The purpose of this meta-analysis is to assess the safety and efficacy of concomitant surgical ablation and mitral valve surgery for the treatment of atrial fibrillation.
Atrial fibrillation patients who are undergoing mitral valve surgery.
Surgical ablation for atrial fibrillation treatment, including Cox-Maze cut-and-sew, radiofrequency ablation, cryoablation, microwave ablation, and pulmonary vein isolation.
The primary outcome measures of interest include prevalence of sinus rhythm and mortality. Secondary outcome measures include neurological events, permanent pacemaker implantations, pericardial effusions, reoperative bleeding, myocardial infarctions, and anti-arrhythmics at one year follow-up.

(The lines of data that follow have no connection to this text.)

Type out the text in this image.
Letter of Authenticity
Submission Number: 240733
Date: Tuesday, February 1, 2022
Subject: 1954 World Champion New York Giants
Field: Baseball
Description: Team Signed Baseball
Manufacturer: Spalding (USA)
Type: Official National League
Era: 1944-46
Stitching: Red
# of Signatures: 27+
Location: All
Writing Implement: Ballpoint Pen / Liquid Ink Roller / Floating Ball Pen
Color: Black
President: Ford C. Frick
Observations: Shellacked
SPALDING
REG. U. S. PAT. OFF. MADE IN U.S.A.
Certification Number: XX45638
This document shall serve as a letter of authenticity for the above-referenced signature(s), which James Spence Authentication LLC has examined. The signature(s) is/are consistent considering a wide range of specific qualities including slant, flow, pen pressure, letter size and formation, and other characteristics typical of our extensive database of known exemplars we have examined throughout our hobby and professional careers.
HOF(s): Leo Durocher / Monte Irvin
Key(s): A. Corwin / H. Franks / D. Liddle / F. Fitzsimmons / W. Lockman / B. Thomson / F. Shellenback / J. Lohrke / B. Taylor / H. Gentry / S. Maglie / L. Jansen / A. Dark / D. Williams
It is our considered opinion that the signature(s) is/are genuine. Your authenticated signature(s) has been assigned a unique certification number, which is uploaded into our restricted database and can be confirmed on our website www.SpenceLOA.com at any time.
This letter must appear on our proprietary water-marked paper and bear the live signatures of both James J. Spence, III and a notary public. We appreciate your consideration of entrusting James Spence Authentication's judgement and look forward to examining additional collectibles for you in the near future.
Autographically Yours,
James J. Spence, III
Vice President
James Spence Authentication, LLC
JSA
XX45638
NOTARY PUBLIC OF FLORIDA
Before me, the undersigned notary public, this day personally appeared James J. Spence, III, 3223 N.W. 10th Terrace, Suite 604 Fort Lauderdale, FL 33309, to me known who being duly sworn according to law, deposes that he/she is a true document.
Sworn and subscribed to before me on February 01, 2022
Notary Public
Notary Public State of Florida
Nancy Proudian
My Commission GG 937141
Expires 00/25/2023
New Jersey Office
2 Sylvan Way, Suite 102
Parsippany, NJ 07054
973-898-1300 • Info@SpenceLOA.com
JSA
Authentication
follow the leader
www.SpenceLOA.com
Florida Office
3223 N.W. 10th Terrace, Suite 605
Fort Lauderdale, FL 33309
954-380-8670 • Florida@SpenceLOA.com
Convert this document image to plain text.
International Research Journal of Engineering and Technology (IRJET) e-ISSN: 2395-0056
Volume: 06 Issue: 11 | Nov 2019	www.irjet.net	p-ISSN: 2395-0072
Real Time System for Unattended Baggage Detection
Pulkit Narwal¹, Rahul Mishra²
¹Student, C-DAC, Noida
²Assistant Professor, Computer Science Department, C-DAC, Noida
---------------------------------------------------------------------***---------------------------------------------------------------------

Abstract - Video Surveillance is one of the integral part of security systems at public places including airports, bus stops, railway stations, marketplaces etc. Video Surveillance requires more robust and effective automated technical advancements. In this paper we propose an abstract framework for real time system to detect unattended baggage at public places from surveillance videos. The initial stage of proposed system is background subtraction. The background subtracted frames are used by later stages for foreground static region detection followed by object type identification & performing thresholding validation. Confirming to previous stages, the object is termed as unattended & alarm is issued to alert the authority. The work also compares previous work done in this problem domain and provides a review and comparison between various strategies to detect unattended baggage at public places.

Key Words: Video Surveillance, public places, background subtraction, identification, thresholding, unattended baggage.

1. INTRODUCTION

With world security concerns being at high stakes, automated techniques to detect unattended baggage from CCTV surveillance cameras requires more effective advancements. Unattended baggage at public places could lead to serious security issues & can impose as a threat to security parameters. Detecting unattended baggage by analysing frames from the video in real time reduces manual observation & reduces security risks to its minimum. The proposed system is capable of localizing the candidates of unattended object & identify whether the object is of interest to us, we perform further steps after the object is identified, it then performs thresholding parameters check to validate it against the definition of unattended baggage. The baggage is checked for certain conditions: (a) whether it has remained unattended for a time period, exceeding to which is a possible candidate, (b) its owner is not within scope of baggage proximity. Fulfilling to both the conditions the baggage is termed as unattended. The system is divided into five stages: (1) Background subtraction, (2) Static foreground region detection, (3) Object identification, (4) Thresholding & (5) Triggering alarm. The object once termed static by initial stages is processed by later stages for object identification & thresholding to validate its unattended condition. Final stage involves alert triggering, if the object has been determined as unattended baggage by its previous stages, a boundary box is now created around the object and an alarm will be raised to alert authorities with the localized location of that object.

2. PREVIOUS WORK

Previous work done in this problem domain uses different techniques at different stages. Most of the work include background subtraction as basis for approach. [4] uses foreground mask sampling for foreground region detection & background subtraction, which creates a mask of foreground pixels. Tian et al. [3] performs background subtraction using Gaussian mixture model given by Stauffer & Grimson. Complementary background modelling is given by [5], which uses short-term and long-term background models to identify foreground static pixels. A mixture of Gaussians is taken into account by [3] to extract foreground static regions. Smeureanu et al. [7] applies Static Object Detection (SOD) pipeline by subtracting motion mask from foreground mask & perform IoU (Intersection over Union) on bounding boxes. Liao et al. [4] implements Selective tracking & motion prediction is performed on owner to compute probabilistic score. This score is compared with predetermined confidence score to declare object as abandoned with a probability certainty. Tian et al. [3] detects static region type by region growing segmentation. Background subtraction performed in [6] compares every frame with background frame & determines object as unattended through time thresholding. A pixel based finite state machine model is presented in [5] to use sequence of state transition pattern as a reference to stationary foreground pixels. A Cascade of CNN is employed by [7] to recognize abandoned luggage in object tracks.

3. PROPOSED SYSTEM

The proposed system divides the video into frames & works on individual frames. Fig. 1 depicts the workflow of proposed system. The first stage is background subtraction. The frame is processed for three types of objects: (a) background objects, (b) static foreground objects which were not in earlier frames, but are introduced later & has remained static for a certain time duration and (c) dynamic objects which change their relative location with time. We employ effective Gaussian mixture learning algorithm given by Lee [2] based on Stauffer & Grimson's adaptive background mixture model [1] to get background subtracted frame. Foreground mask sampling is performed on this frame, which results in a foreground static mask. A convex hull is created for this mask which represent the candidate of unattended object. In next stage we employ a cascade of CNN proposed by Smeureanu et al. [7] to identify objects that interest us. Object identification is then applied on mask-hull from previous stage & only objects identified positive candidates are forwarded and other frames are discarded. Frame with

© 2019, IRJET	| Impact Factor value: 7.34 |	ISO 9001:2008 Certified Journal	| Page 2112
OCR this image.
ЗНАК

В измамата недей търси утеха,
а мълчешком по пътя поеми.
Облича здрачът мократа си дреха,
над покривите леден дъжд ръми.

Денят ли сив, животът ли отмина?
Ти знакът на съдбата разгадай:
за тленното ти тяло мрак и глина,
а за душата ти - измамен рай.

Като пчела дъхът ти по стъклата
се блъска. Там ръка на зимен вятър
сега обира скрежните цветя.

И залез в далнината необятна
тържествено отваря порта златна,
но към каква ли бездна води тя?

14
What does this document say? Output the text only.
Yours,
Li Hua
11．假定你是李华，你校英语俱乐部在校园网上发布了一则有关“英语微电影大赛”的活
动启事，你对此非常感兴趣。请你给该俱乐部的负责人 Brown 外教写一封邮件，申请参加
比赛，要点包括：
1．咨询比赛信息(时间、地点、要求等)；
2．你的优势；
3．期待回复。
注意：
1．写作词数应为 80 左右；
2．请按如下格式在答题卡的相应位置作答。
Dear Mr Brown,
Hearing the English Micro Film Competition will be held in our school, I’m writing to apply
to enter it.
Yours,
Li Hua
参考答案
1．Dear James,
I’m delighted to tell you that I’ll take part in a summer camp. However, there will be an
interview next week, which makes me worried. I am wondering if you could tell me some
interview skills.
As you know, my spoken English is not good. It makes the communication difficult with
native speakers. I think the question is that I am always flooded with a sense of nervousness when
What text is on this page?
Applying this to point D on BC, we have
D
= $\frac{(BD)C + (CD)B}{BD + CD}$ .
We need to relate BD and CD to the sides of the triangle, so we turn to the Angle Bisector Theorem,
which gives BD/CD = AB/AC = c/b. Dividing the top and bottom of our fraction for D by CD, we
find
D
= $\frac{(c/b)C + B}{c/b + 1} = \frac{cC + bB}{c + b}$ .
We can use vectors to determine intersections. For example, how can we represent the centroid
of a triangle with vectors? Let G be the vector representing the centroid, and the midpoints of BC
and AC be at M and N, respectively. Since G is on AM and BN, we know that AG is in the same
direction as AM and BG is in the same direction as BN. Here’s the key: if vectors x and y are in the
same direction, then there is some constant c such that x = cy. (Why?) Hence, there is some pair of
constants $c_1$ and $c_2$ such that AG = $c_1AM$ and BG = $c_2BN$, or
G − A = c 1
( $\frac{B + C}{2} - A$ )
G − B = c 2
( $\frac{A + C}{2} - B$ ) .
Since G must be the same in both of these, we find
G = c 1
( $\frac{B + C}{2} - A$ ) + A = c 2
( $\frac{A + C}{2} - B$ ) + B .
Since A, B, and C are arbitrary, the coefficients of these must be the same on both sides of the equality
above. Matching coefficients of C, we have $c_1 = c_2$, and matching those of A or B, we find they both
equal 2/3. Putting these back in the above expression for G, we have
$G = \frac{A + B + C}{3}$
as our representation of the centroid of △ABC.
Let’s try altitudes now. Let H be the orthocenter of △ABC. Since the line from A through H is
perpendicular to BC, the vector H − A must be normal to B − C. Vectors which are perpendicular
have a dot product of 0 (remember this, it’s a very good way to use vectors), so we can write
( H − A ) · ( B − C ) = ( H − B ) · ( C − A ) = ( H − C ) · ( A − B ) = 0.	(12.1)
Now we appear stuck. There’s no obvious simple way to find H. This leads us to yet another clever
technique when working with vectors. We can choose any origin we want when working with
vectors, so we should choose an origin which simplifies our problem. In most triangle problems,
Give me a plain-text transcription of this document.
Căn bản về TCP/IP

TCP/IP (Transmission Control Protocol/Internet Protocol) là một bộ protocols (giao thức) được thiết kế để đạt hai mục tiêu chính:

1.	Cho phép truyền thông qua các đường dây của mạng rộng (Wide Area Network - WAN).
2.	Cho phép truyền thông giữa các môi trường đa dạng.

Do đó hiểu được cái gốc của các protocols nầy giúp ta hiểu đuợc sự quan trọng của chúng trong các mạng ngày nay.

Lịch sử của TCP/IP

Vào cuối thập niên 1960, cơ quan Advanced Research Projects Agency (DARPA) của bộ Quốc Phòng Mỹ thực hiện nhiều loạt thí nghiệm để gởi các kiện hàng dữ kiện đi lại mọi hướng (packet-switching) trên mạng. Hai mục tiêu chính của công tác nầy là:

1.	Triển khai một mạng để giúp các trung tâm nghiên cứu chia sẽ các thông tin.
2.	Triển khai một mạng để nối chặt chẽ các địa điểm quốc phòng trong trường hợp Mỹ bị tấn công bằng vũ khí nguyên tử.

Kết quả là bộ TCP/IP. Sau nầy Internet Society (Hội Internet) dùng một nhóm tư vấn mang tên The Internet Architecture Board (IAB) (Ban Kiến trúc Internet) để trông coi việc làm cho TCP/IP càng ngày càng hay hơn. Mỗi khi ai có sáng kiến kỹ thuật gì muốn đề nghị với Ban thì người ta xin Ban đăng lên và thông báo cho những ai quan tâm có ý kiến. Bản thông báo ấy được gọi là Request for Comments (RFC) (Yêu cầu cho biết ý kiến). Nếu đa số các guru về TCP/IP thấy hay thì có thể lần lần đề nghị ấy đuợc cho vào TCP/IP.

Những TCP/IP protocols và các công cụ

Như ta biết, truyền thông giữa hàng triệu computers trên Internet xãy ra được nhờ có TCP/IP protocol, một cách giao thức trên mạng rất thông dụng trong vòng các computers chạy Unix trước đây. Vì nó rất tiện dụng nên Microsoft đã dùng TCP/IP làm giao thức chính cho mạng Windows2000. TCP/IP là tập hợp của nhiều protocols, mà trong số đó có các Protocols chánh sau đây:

Randomized controlled trials comparing atrial fibrillation patients who underwent concomitant mitral valve surgery and surgical ablation, versus mitral valve surgery alone, will be included.
Six electronic databases including MEDLINE, EMBASE, PubMed, Cochrane Central Register of Controlled Trials, Cochrane Database of Systematic Reviews, and Database of Abstracts of Reviews of Effectiveness will be searched for original published studies. The reference lists of all retrieved articles will be reviewed to further identify potentially relevant randomized controlled studies. Experimental or observational studies will be included in the present review. Only studies in English will be included. Case reports, series with less than ten patients, abstracts, editorials, and expert opinions will be excluded.
Two reviewers will independently appraise the studies using a standard form, and extract data based on methodology, quality criteria, and outcome measures. All data will be extracted and tabulated from the relevant articles’ texts, tables, and figures and checked by an additional reviewer. The studies will be assessed qualitatively using tools designed to measure the risk of bias, as recommended by the Cochrane Collaboration (Oxford, United Kingdom).
The odds ratios or weighted mean differences will be used as a summary statistic. Random effects models will be used to account for potential clinical diversity and methodological variation between studies where the selection criteria and risk profiles of patients differ. I2 statistic will be used to estimate the percentage of total variation across studies owing to heterogeneity, rather than chance. I2 values greater than 50% will be considered as substantial heterogeneity, and the possible clinical and methodological reasons for this will be explored qualitatively. Statistical significance will be considered at P<0.05. All P values will be 2-sided.